Initial Stock Option Grant:

          If an Outside Director first becomes an Outside Director at any time other than at

          an annual meeting of shareholders, such director shall receive the annual stock

          option grant described above that an Outside Director is entitled to receive at the

          annual meeting of shareholders.  However, with the unanimous approval of the

          Board, an initial grant (or grants) to an Outside Director may differ from the initial

          grant described herein.

Annual Restricted Stock Award:

          At each annual meeting of shareholders, commencing with the 2007 annual

          meeting of shareholders, each Outside Director (other than the Chairperson of the

          Board) will automatically receive a grant of restricted shares of common stock of

          Company ("Restricted Shares") approximately equal in value to $90,000 ($180,000

          for the Chairperson of the Board) as of the date of grant.  The actual number of

          Restricted Shares shall be determined by the CFO and set forth in the Restricted

          Shares award agreement.  The Restricted Shares granted will vest in full on the

          third anniversary of the date of the grant (the “Vesting Date”), provided that the

          Outside Director has served continuously from the date of grant until the Vesting

          Date.  If an Outside Director's service with the Board terminates by reason of the

          Outside Director’s death, disability or failure to be renominated or reelected to the

          Board, then any unvested Restricted Shares will become vested at the rate of one

          -third of the Restricted Shares vesting for each full year the Outside Director

          served on the Board after the date of grant.  These and the remaining terms of the

          Restricted Shares will be governed by the terms of the applicable plan and award

          agreement.

Stock Ownership Requirement:

In accepting these awards stock options and Restricted Shares, each Outside Director agrees not to sell any shares of Company stock (including shares acquired as a result of the exercise of a stock option) granted hereunder (except to pay the exercise price of
stock options granted hereunder or taxes generated as a result of equity grants under the Policy) until such time as his or her ownership of shares of Company stock equals or exceeds five times the then Annual Retainer, as conclusively determined by the CFO. 
This stock ownership requirement may be waived by the Board, in its sole and absolute discretion, at any time, and from time to time.  In addition, this requirement shall terminate with respect to an Outside Director when such director ceases to serve on the
Board.

Director’s and Officer’s Insurance:

The Company will provide D&O insurance in the amount of $35,000,000 for the Outside Directors, unless such insurance is not available on commercially reasonable terms.
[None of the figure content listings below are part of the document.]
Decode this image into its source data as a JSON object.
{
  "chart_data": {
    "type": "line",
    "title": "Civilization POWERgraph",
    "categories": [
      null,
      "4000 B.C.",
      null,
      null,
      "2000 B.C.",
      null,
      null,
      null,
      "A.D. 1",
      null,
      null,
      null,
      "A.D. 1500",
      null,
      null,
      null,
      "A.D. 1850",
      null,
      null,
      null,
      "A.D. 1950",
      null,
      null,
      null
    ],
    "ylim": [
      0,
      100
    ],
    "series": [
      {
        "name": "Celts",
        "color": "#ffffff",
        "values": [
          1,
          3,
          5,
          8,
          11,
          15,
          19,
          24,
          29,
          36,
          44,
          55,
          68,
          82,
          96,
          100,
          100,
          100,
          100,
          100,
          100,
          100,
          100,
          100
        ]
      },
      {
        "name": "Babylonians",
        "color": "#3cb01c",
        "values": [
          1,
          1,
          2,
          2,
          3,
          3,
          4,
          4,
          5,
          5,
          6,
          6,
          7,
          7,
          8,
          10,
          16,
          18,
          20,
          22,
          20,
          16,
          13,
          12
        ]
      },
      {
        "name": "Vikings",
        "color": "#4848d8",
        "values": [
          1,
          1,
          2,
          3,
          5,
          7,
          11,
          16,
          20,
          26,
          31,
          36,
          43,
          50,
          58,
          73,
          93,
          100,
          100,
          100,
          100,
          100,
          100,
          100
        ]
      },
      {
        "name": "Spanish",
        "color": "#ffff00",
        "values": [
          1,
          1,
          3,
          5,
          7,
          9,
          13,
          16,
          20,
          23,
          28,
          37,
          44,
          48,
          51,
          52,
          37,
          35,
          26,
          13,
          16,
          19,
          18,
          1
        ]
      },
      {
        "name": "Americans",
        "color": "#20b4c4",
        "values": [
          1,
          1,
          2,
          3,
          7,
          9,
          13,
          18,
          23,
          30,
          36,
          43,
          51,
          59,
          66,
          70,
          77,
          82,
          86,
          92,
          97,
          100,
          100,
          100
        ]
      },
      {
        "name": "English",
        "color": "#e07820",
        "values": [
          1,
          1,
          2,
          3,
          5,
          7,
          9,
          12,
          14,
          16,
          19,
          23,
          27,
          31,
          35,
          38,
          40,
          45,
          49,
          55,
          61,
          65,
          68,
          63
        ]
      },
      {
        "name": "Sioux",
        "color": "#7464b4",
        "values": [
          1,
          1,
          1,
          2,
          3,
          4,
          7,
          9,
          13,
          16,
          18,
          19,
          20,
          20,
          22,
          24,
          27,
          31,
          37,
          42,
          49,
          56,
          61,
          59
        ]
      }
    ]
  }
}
Status as Outside Director:

For purposes of the Policy, an Outside Director is any director:  (i)  who is not employed by the Company, and (ii) who satisfies such other criteria for Outside Directors as established from time to time by the Board.
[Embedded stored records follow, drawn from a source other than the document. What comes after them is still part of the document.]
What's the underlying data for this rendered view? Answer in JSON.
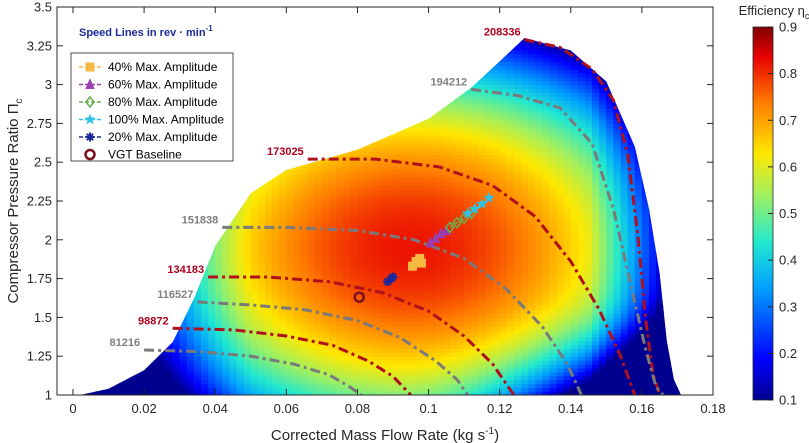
{
  "chart_data": {
    "type": "contour",
    "xlabel": "Corrected Mass Flow Rate (kg s",
    "xlabel_sup": "-1",
    "xlabel_end": ")",
    "ylabel": "Compressor Pressure Ratio Π",
    "ylabel_sub": "c",
    "xlim": [
      0,
      0.18
    ],
    "ylim": [
      1,
      3.5
    ],
    "x_ticks": [
      "0",
      "0.02",
      "0.04",
      "0.06",
      "0.08",
      "0.1",
      "0.12",
      "0.14",
      "0.16",
      "0.18"
    ],
    "y_ticks": [
      "1",
      "1.25",
      "1.5",
      "1.75",
      "2",
      "2.25",
      "2.5",
      "2.75",
      "3",
      "3.25",
      "3.5"
    ],
    "annotation": "Speed Lines in rev · min",
    "annotation_sup": "-1",
    "colorbar": {
      "title": "Efficiency η",
      "title_sub": "c",
      "range": [
        0.1,
        0.9
      ],
      "ticks": [
        "0.9",
        "0.8",
        "0.7",
        "0.6",
        "0.5",
        "0.4",
        "0.3",
        "0.2",
        "0.1"
      ]
    },
    "envelope": [
      [
        0.002,
        1.0
      ],
      [
        0.01,
        1.04
      ],
      [
        0.02,
        1.16
      ],
      [
        0.028,
        1.34
      ],
      [
        0.034,
        1.62
      ],
      [
        0.04,
        1.96
      ],
      [
        0.05,
        2.3
      ],
      [
        0.06,
        2.45
      ],
      [
        0.08,
        2.58
      ],
      [
        0.1,
        2.78
      ],
      [
        0.112,
        2.98
      ],
      [
        0.12,
        3.15
      ],
      [
        0.127,
        3.3
      ],
      [
        0.14,
        3.22
      ],
      [
        0.15,
        3.02
      ],
      [
        0.158,
        2.6
      ],
      [
        0.162,
        2.2
      ],
      [
        0.165,
        1.78
      ],
      [
        0.167,
        1.35
      ],
      [
        0.169,
        1.1
      ],
      [
        0.171,
        1.0
      ]
    ],
    "efficiency_field": {
      "peak": {
        "x": 0.095,
        "y": 1.95,
        "value": 0.82
      },
      "min_region": "high flow, low pressure ratio",
      "min_value": 0.1
    },
    "speed_lines": [
      {
        "speed": "208336",
        "label_color": "#b00020",
        "line_color": "#b0101e",
        "points": [
          [
            0.127,
            3.29
          ],
          [
            0.137,
            3.24
          ],
          [
            0.146,
            3.1
          ],
          [
            0.152,
            2.9
          ],
          [
            0.156,
            2.55
          ],
          [
            0.159,
            2.0
          ],
          [
            0.161,
            1.5
          ],
          [
            0.163,
            1.15
          ],
          [
            0.165,
            1.0
          ]
        ]
      },
      {
        "speed": "194212",
        "label_color": "#7f7f7f",
        "line_color": "#7a7a7a",
        "points": [
          [
            0.112,
            2.97
          ],
          [
            0.125,
            2.93
          ],
          [
            0.137,
            2.85
          ],
          [
            0.146,
            2.62
          ],
          [
            0.152,
            2.2
          ],
          [
            0.157,
            1.7
          ],
          [
            0.161,
            1.3
          ],
          [
            0.164,
            1.05
          ],
          [
            0.166,
            1.0
          ]
        ]
      },
      {
        "speed": "173025",
        "label_color": "#b00020",
        "line_color": "#b0101e",
        "points": [
          [
            0.066,
            2.52
          ],
          [
            0.085,
            2.52
          ],
          [
            0.103,
            2.47
          ],
          [
            0.118,
            2.35
          ],
          [
            0.13,
            2.15
          ],
          [
            0.14,
            1.86
          ],
          [
            0.148,
            1.55
          ],
          [
            0.154,
            1.25
          ],
          [
            0.158,
            1.0
          ]
        ]
      },
      {
        "speed": "151838",
        "label_color": "#7f7f7f",
        "line_color": "#7a7a7a",
        "points": [
          [
            0.042,
            2.08
          ],
          [
            0.06,
            2.08
          ],
          [
            0.08,
            2.06
          ],
          [
            0.096,
            2.0
          ],
          [
            0.11,
            1.88
          ],
          [
            0.122,
            1.68
          ],
          [
            0.132,
            1.44
          ],
          [
            0.139,
            1.2
          ],
          [
            0.143,
            1.0
          ]
        ]
      },
      {
        "speed": "134183",
        "label_color": "#b00020",
        "line_color": "#b0101e",
        "points": [
          [
            0.038,
            1.76
          ],
          [
            0.055,
            1.76
          ],
          [
            0.072,
            1.73
          ],
          [
            0.087,
            1.66
          ],
          [
            0.1,
            1.54
          ],
          [
            0.11,
            1.38
          ],
          [
            0.118,
            1.2
          ],
          [
            0.124,
            1.0
          ]
        ]
      },
      {
        "speed": "116527",
        "label_color": "#7f7f7f",
        "line_color": "#7a7a7a",
        "points": [
          [
            0.035,
            1.6
          ],
          [
            0.05,
            1.58
          ],
          [
            0.065,
            1.55
          ],
          [
            0.08,
            1.48
          ],
          [
            0.092,
            1.37
          ],
          [
            0.102,
            1.22
          ],
          [
            0.108,
            1.1
          ],
          [
            0.111,
            1.0
          ]
        ]
      },
      {
        "speed": "98872",
        "label_color": "#b00020",
        "line_color": "#b0101e",
        "points": [
          [
            0.028,
            1.43
          ],
          [
            0.045,
            1.42
          ],
          [
            0.06,
            1.38
          ],
          [
            0.073,
            1.32
          ],
          [
            0.083,
            1.22
          ],
          [
            0.09,
            1.12
          ],
          [
            0.095,
            1.0
          ]
        ]
      },
      {
        "speed": "81216",
        "label_color": "#7f7f7f",
        "line_color": "#7a7a7a",
        "points": [
          [
            0.02,
            1.29
          ],
          [
            0.035,
            1.28
          ],
          [
            0.05,
            1.25
          ],
          [
            0.062,
            1.2
          ],
          [
            0.072,
            1.13
          ],
          [
            0.078,
            1.05
          ],
          [
            0.081,
            1.0
          ]
        ]
      }
    ],
    "series": [
      {
        "name": "40% Max. Amplitude",
        "color": "#f5b942",
        "marker": "square",
        "points": [
          [
            0.0955,
            1.83
          ],
          [
            0.0965,
            1.86
          ],
          [
            0.098,
            1.85
          ],
          [
            0.0975,
            1.88
          ]
        ]
      },
      {
        "name": "60% Max. Amplitude",
        "color": "#9a3fb0",
        "marker": "triangle",
        "points": [
          [
            0.1005,
            1.98
          ],
          [
            0.102,
            2.01
          ],
          [
            0.1035,
            2.04
          ],
          [
            0.105,
            2.06
          ]
        ]
      },
      {
        "name": "80% Max. Amplitude",
        "color": "#6ab04c",
        "marker": "diamond",
        "points": [
          [
            0.106,
            2.08
          ],
          [
            0.108,
            2.11
          ],
          [
            0.11,
            2.14
          ],
          [
            0.112,
            2.17
          ]
        ]
      },
      {
        "name": "100% Max. Amplitude",
        "color": "#2ec4e8",
        "marker": "star",
        "points": [
          [
            0.111,
            2.17
          ],
          [
            0.113,
            2.2
          ],
          [
            0.115,
            2.23
          ],
          [
            0.117,
            2.27
          ]
        ]
      },
      {
        "name": "20% Max. Amplitude",
        "color": "#1a2a9a",
        "marker": "asterisk",
        "points": [
          [
            0.0885,
            1.73
          ],
          [
            0.0895,
            1.75
          ],
          [
            0.09,
            1.76
          ]
        ]
      },
      {
        "name": "VGT Baseline",
        "color": "#7a1020",
        "marker": "circle",
        "points": [
          [
            0.0805,
            1.63
          ]
        ]
      }
    ],
    "legend": {
      "position": "top-left"
    }
  }
}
For purposes of the Policy, annual compensation and equity grants will be based on the date the Outside Director is elected to the Board or, in the case of existing Board members, the date on which the Policy is approved by the Board and becomes effective.  In
the case of an existing Board member who becomes an Outside Director as a result of a change in status, the grants will be as of the date the director's status changes to Outside Director.

Amendment or Termination of the Policy:

The Board reserves the right to amend or terminate the Policy at any time or waive any of the provisions generally or specifically.